Perhaps the biggest advantage of freeze-drying is its potential benefit for the environment. “You have a longer shelf life, fewer preservatives, less weight,” says Dr. Hirsch. Lighter products mean fewer greenhouse gas emissions during transport — a good thing, since CO2 emissions from global freight transport are expected to quadruple by 2050, per an environmental report from the International Transport Forum. “Decreasing the carbon footprint makes freeze-drying environmentally friendly. That’s the big seller with this [trend],” adds Dr. Hirsch.
Freeze-drying is already popular in the Korean beauty industry, according to King and Dr. Hirsch. The Korean brand Wellage makes a Real HA Cica Calming One Day Kit with a capsule of freeze-dried centella asiatica extract, a botanical well-known for its skin-soothing benefits (it’s sold with a solution that dissolves the capsule for application). You can find it at K-beauty retailers like Olive Young, and we’ll probably be seeing more freeze-dried botanicals stateside soon: Already, Juice Beauty sells a Stem Cellular Instant Eye Lift Mask, a pair of undereye patches made with freeze-dried algae that has antioxidants and acts as a moisturizer.

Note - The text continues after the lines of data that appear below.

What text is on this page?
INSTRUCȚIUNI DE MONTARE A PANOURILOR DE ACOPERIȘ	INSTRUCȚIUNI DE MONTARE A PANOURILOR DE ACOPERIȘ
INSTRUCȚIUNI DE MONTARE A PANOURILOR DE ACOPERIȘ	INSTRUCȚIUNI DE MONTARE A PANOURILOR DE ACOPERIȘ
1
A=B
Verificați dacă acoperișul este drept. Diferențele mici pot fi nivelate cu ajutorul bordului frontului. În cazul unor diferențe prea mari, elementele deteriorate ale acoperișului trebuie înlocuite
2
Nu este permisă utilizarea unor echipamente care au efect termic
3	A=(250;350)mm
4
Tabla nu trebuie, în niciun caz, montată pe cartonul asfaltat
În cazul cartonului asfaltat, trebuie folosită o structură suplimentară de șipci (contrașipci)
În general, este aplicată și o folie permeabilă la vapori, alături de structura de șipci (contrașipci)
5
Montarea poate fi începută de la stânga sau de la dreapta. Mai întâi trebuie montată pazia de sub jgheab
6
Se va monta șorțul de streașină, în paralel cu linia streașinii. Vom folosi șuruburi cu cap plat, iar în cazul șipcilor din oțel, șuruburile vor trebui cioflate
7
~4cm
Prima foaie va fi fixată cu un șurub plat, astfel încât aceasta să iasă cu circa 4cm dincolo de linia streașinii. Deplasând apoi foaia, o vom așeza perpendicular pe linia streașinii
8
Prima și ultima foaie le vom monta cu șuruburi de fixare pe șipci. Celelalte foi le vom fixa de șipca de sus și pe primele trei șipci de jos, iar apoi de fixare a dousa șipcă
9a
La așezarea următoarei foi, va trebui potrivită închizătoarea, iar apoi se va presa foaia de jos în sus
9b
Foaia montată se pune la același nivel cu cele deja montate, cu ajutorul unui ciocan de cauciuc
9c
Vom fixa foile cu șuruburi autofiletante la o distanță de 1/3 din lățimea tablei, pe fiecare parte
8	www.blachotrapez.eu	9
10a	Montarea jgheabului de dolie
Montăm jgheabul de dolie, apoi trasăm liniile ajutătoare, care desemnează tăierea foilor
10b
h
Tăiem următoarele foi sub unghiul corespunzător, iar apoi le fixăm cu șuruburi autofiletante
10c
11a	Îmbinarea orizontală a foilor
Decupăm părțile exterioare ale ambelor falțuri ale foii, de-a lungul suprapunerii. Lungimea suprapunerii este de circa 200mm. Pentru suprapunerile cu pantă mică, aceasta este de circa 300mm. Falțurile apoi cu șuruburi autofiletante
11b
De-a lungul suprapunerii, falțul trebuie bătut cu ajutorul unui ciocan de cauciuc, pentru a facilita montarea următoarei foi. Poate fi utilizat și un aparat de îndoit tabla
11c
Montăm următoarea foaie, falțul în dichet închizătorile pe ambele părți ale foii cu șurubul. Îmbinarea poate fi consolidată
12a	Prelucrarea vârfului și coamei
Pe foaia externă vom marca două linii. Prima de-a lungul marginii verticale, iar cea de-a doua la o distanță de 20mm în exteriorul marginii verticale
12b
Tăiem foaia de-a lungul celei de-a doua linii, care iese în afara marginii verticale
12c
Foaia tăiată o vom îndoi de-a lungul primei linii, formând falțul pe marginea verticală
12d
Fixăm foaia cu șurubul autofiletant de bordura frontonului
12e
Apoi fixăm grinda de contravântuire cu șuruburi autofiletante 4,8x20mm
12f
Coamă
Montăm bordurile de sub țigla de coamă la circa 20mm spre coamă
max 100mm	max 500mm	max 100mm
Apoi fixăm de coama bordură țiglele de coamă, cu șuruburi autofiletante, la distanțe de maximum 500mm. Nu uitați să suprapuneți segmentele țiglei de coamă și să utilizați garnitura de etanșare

There’s also the possibility that freeze-dried botanicals will maintain their higher potency in traditional water- or oil-based skin care. “Freeze-drying is meant to decrease the molecular weight of an ingredient, so it’s been proposed that this can help with increased [skin] penetration,” says Dhaval G. Bhanusali, MD, a dermatologist in New York. Humanrace’s Rice Powder Cleanser has freeze-dried snow mushroom extract, a powerhouse moisturizer. And Acaderma uses freeze-dried mulberry root in its Star Light Spot Corrector. The plant extract has mulberroside F, an organic compound that inhibits the increased melanin production that can cause hyperpigmentation. Says Anar Mikailov, MD, a dermatologist in Burlington, Massachusetts, “I’d be excited to see how freeze-dried mulberry root helps melasma.”